If your loved one left behind a will or final wishes, make sure you look these documents over before the funeral. The documents may specify how your loved one wanted to have their body handled. If your loved one requested cremation, it is respectful to honor those wishes. This also applies if you had a conversation with your loved one while they were alive during which they expressed a desire for cremation. 

2. Your loved one's body was badly damaged.

If your loved one died in a traumatic way, such as during a car wreck or from cancer that ravaged their body, you may wish to have them cremated as an alternative to having an open-casket viewing. Seeing your loved one in a less-than-ideal state may be hard and may not bring you the closure you need. Cremation is a respectful way to handle the body without forcing yourself and others to visualize the trauma your loved one went through.

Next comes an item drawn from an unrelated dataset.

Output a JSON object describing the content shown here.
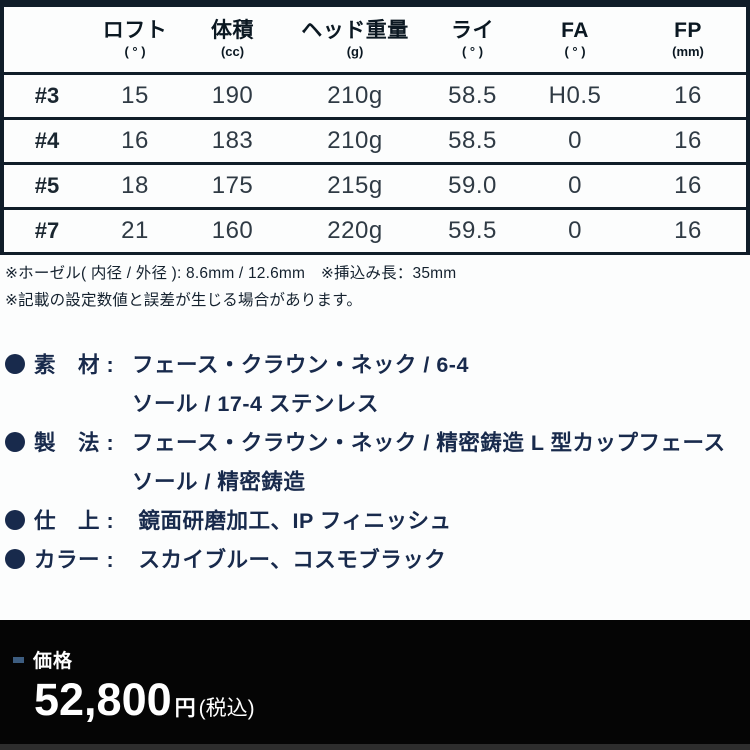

3. The funeral budget is limited.

Cremation is often a lot cheaper than a traditional funeral and burial. You do not have to pay for a casket or for a burial space. If funds are limited because the deceased did not have a life insurance policy or savings, cremation may be a good way to honor their memory without causing your family financial stress. Your loved one would probably not have wanted you to go into debt for their final wishes!

4. Your loved one was very eco-conscious.

If your loved one was very interested in environmentalism, you may wish to have them cremated because it tends to be a better choice for the planet. Ashes are a natural product that will break down in the soil, whereas embalming fluid is not.